Although all pain is ultimately subjective, some painful conditions are easier to comprehend and to quantify than others. A broken leg is easier to understand than the phantom pain of an amputated limb. The pain from a shingles rash is easier to see than the chronic pain some endure years after the rash has resolved.

I viewed my patients through one of three lenses. The first included those patients with short term pain problems. These were usually patients that I saw in follow-up for bowel surgery or muscular aches and pains short of, or occasionally following, orthopedic fractures. These patients needed monitoring to prevent long-term overtreatment.

The second were patients toward the end of their lives with measurable illnesses who needed pain medications (palliation) for pre-terminal or terminal illnesses. The pain of metastatic cancer or multiple compression fractures of the spine from the osteoporosis associated with terminal Parkinson’s Disease needed adequate and accessible treatment. In these cases, potential dependence was not a great concern. These patients’ lives were irremediably unsettled by chronic illness and pain, and accessible treatment meant that copious amounts of medicine could be easily obtained and sustained without struggling through regulatory hurdles.

The third set of patients were those with pain from an unmeasurable illness. In these cases, I frequently needed expert assistance. One of my long-term patients who suffered from severe constipation was a successful Washington lobbyist. After many years of a professional relationship, he developed severe post-herpetic neuralgia (the nerve pain that persists after the shingles rash has resolved). He required non-narcotic medications for nerve pain (antineuralgics like pregabalin – brand name, Lyrica) and narcotics (a fentanyl patch and oxycodone tablets) to make it through the day.
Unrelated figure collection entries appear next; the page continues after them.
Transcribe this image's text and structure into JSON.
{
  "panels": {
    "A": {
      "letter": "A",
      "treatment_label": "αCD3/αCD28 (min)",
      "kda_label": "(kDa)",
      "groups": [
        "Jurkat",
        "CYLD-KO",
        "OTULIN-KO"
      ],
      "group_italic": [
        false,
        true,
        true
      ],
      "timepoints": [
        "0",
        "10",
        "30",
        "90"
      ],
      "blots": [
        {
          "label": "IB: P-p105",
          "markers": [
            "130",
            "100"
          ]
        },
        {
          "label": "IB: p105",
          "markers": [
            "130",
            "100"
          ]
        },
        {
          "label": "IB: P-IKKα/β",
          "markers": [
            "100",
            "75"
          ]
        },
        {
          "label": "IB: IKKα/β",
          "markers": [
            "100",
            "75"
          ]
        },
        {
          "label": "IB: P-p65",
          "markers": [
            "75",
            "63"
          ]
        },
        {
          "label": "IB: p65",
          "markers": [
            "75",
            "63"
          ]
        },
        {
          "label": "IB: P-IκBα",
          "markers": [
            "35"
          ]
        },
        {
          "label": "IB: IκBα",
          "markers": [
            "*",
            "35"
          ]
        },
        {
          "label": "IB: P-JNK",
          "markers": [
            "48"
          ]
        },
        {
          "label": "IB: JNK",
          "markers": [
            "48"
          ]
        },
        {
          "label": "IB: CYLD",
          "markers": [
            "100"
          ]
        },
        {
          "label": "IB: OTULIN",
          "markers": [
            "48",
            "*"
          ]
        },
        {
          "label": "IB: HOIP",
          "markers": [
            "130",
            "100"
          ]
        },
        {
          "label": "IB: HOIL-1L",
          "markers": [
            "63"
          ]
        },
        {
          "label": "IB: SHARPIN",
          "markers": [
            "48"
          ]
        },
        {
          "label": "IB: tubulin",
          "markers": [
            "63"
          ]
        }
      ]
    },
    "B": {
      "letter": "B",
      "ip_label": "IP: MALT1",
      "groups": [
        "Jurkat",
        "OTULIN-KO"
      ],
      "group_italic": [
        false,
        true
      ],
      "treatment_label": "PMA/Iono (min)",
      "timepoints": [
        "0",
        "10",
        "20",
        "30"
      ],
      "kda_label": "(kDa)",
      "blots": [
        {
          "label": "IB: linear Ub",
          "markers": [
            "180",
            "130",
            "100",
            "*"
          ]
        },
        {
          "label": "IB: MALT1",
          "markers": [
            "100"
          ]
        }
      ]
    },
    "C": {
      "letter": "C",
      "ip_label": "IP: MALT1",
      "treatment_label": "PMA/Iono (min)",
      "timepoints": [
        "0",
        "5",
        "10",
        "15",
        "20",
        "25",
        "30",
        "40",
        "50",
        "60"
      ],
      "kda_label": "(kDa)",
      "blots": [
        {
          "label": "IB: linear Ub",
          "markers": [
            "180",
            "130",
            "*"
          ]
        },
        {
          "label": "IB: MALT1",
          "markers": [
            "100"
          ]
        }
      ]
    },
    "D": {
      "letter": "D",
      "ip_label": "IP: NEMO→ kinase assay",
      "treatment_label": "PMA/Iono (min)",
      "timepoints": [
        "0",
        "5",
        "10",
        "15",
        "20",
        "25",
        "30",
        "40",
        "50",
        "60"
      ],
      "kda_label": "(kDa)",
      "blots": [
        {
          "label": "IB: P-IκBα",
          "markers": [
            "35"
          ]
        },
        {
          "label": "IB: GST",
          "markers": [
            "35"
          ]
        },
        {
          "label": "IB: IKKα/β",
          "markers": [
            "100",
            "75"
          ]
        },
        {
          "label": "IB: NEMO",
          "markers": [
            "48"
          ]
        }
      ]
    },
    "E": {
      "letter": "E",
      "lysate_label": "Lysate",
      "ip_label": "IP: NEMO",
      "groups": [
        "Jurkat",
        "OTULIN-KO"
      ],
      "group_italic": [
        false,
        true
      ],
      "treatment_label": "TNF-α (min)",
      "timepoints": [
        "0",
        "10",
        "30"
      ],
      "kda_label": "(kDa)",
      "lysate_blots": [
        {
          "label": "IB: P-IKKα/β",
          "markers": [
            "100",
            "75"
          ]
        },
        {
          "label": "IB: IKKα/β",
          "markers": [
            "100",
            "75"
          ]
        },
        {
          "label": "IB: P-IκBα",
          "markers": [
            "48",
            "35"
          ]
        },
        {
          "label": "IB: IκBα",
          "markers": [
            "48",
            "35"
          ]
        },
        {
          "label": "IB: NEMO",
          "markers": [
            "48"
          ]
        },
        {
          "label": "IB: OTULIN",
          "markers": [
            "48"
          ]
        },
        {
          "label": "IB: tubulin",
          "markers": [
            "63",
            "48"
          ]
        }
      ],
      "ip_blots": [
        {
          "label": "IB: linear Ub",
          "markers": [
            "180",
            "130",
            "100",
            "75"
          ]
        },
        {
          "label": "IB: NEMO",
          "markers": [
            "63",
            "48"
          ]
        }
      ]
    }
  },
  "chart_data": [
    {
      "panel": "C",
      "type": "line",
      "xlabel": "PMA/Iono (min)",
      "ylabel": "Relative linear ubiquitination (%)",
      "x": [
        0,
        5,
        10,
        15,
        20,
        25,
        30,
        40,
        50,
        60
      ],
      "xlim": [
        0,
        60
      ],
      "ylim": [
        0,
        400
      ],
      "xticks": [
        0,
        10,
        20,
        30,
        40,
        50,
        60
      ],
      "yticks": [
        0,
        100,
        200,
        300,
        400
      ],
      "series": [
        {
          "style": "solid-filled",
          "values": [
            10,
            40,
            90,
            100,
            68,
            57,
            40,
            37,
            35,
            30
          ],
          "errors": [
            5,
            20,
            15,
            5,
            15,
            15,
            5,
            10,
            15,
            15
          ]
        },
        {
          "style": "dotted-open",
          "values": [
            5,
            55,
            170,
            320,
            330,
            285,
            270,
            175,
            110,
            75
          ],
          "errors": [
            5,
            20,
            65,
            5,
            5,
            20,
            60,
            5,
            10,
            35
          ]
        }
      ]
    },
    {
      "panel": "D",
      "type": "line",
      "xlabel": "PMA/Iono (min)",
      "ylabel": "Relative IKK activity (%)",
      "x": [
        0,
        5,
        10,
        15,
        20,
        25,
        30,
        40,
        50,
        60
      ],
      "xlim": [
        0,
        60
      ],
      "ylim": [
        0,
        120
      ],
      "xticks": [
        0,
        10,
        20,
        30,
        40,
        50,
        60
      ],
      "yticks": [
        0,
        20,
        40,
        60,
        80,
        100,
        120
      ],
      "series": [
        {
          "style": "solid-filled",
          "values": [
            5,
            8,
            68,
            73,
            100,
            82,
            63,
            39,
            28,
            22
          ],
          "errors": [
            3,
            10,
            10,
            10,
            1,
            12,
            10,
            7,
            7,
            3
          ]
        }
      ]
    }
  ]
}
He and I worked closely with a pain management expert to minimize the pain, optimize the medications and bowel function, and mitigate the impacts of his illness on his career.

But without knowing him as well as I did, and without the guidance of his pain doctor, I would have struggled with some of his behaviors that bordered on addiction and abuse.

Physicians, in general, need more training about narcotics, better self-policing of rogue practitioners by medical staff leaders, and better credentialling of pain management experts by professional organizations (e.g., American Academy of Hospice and Palliative Medicine, American Board of Pain Medicine, American Society of Anesthesiologists). Responsible physicians who are experts (board certified) in their fields of pain management, hospice care, and palliative care need fewer government regulations to control the flow of prescription narcotics through their practices (although I endorse continued oversight of suppliers, distributers, and mega-pharmacies). Finally, we, general clinicians need to consult more regularly with our expert colleagues, funneling difficult cases, in person or via telemedicine, through pain managers, thereby improving oversight and expediting care.

As the spearhead of the destigmatization of opioids, the Sacklers have caused enough destruction. Let’s not allow them to complicate more lives.

Samuel P. Harrington, M.D.

is a retired gastroenterologist, former trustee of Sibley Memorial Hospital, and author of At Peace: Choosing a Good Death After a Long Life.